A CHANCE MEETING
There were nine altogether in the party registering. This number included the manager, who, both on and off the stage, quite successfully impersonated the villain—a rather heavy-jawed, middle-aged fellow, of foreign appearance, with coarse, gruff voice; three representatives of the gentler sex; a child of eight, exact species unknown, wrapped up like a mummy; and four males. Beyond doubt the most notable member of the troupe was the comedian “star,” Mr. T. Macready Lane, whose well-known cognomen must even now awaken happy histrionic memories throughout the western circuit. The long night’s ride from their previous stand, involving as it did two changes of trains, had proven exceedingly wearisome; and the young woman in the rather natty blue toque, the collar of her long gray coat turned up in partial concealment of her face, was so utterly fatigued that she refused to wait for a belated breakfast, and insisted upon being at once directed to her room. There was a substantial bolt decorating the inside of the door, but, rendered careless by sheer exhaustion of both mind and body, she forgot everything except her desire for immediate rest, dropped her wraps upon the only chair visible, and flung herself, fully dressed, upon the bed. Her cheek had barely pressed the hard pillow before she was sleeping like a tired child.

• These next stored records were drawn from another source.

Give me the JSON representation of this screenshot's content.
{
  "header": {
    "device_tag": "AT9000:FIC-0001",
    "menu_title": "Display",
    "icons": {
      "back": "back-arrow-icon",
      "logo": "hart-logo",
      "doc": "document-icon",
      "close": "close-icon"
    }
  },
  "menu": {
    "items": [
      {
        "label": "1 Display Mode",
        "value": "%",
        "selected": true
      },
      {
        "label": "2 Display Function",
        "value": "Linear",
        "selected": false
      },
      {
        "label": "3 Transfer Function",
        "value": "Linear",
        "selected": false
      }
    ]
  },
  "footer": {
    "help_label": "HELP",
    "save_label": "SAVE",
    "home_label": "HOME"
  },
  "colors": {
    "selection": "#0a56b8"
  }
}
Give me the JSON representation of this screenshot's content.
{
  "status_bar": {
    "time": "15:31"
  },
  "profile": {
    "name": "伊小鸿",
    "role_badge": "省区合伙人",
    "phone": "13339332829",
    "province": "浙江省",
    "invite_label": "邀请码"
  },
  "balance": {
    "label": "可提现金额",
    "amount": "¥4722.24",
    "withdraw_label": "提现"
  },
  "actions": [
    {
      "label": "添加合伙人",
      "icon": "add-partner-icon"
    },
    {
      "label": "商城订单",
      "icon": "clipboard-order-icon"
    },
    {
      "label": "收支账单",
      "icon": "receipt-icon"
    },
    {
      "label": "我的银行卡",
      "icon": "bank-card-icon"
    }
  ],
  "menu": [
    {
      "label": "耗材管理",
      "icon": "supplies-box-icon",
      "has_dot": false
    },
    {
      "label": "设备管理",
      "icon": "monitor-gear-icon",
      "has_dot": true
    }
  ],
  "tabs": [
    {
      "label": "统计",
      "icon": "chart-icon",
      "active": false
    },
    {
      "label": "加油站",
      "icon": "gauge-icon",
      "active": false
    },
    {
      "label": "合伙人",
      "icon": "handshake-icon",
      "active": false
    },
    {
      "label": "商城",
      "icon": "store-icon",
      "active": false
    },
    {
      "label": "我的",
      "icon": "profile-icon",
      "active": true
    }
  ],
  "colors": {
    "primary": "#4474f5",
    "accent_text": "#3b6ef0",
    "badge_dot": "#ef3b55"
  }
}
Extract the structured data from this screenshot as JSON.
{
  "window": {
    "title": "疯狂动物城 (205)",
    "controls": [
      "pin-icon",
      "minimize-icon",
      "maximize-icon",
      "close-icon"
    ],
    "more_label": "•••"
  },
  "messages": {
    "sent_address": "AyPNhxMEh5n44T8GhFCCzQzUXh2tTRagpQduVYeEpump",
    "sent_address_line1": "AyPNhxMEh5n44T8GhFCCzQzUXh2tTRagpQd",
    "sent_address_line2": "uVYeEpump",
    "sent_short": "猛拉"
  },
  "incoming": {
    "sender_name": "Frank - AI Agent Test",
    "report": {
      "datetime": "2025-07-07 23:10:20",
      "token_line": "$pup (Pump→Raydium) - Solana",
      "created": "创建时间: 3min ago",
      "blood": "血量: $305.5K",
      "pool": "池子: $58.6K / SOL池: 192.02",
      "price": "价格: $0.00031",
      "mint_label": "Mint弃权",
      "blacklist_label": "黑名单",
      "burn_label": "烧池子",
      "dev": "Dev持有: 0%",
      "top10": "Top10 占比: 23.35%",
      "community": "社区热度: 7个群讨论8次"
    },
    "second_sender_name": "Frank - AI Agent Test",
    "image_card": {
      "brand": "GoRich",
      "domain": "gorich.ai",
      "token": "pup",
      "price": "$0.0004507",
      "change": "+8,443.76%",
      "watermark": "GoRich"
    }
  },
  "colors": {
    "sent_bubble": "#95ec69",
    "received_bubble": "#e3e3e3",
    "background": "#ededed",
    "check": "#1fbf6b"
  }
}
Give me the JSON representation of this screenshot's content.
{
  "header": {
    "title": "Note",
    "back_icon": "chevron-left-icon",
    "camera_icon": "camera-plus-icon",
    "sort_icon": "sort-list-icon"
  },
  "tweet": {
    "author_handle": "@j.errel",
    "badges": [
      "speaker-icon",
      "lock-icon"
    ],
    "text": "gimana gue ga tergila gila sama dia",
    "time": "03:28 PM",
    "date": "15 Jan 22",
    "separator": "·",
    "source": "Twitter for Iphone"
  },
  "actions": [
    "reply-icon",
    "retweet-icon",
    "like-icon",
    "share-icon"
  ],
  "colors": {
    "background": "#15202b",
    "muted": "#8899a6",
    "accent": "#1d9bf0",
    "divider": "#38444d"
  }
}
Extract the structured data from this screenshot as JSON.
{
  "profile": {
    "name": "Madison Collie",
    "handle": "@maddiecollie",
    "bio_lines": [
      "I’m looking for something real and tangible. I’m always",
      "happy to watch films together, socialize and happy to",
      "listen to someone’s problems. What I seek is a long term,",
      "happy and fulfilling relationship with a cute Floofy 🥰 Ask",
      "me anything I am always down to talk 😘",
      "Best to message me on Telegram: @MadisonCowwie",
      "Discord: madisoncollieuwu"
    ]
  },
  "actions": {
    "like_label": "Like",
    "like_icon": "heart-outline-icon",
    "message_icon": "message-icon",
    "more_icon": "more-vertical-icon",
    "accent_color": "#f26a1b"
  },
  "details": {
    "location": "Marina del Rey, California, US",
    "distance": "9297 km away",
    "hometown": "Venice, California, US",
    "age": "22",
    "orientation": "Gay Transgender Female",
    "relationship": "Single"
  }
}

It must have been an hour later when Winston drove in from Flat Rock, shook the powdery snow from off his long fur overcoat, his cheeks still tingling from the sharp wind, and, with fingers yet stiffened by cold, wrote his name carelessly across the lower line of the dilapidated hotel register.
“Can you let me have the same room, Tom?” he questioned familiarly of the man ornamenting the high stool behind the desk.
The latter, busy with some figures, nodded carelessly, and the last arrival promptly picked up his valise from the floor and began climbing the stairs, whistling softly. He was a long-limbed, broad-chested young fellow, with clean-shaven face, and a pair of dark-gray eyes that looked straight ahead of him; and he ran up the somewhat steep steps as though finding such exercise a pleasure. Rounding the upper railing, he stopped abruptly before Number Twenty-seven, flung open the door, took a single step within, and came to a sudden pause, his careless whistling suspended in breathless surprise. With that single glance the complete picture became indelibly photographed upon his memory,—the narrow, sparsely furnished room with roughly plastered walls; the small, cheap mirror; the faded-green window curtain, torn half in two; the sheet-iron wash-stand; the wooden chair, across which rested the gray coat with the blue toque on top; and the single cot bed bearing its unconscious occupant.